16. Hukuk Dairesi 2014/1734 E. , 2014/7808 K.
"İçtihat Metni"MAHKEMESİ :KADASTRO MAHKEMESİ
Taraflar arasında görülen dava sonucunda verilen hükmün Yargıtay"ca incelenmesi istenilmekle; temyiz isteğinin süresinde olduğu anlaşıldı, inceleme raporu ve dosyadaki belgeler okundu, GEREĞİ GÖRÜŞÜLDÜ:
Yargıtay bozma ilamında özetle; "Çekişme konusu taşınmazlar başında yerel bilirkişi, tanık ve tüm tespit bilirkişilerinin katılımı ile keşif yapılarak davalılar lehine zilyetlikle iktisap şartlarının oluşup oluşmadığının araştırılması, 180 ve 181 parsel sayılı taşınmazların kadastro komisyonunca ifraz edildiği,davanın da kadastro komisyonu kararına karşı açıldığının göz önünde tutulması ve dayanak tapu kayıtlarının kapsamının 3402 sayılı Kadastro Kanunu"nun 20. maddesi hükmüne göre belirlenmesi; bundan sonra tüm deliller birlikte değerlendirilerek sonucuna göre bir karar verilmesi" gereğine değinilmiştir.

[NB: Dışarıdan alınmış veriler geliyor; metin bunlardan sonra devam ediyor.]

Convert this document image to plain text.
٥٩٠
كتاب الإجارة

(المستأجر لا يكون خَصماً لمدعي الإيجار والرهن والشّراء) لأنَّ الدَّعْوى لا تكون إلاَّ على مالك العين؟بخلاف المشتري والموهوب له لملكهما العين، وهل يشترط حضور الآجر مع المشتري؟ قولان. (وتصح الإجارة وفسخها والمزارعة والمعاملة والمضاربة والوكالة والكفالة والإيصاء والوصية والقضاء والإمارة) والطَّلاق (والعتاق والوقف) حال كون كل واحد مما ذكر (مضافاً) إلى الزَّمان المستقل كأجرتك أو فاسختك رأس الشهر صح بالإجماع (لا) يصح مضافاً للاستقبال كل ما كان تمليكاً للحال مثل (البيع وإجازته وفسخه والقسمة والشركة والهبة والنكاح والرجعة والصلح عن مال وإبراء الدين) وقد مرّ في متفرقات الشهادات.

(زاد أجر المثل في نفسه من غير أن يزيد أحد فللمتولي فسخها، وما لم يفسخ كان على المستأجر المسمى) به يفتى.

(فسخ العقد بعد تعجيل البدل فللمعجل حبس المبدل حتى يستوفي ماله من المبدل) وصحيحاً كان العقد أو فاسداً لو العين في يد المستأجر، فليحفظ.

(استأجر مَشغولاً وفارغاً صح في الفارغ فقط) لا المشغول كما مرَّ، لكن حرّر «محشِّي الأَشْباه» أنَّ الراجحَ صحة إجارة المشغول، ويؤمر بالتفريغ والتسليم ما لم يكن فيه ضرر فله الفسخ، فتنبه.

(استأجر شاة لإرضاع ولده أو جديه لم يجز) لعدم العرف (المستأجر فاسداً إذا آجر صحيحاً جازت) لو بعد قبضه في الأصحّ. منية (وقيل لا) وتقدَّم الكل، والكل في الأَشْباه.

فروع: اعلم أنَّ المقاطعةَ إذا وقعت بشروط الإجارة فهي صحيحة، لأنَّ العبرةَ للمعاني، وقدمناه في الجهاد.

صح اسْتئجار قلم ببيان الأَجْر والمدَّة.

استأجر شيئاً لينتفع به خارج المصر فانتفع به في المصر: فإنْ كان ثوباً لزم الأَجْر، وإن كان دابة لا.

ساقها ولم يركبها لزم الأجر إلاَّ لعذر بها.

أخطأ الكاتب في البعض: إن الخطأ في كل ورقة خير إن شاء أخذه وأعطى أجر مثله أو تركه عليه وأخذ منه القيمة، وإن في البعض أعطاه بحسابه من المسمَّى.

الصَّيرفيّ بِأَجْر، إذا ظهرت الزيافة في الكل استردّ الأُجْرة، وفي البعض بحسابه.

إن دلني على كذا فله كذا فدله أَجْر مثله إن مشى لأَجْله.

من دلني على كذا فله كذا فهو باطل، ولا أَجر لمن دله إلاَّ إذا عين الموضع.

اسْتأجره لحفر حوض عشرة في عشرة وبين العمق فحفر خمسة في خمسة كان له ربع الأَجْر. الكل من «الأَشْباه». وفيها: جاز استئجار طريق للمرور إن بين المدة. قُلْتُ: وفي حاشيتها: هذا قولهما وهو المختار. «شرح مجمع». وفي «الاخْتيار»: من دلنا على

Mahkemece bozma ilamına uyularak yapılan yargılama sonunda davanın reddine ve çekişme konusu 77, 156, 180, 181, 438, 511, 730 ve 746 parsel sayılı taşınmazların Kadastro Komisyonu kararında belirtildiği şekilde tapuya tesciline karar verilmiş; hüküm, davacı Hazine vekili tarafından temyiz edilmiştir.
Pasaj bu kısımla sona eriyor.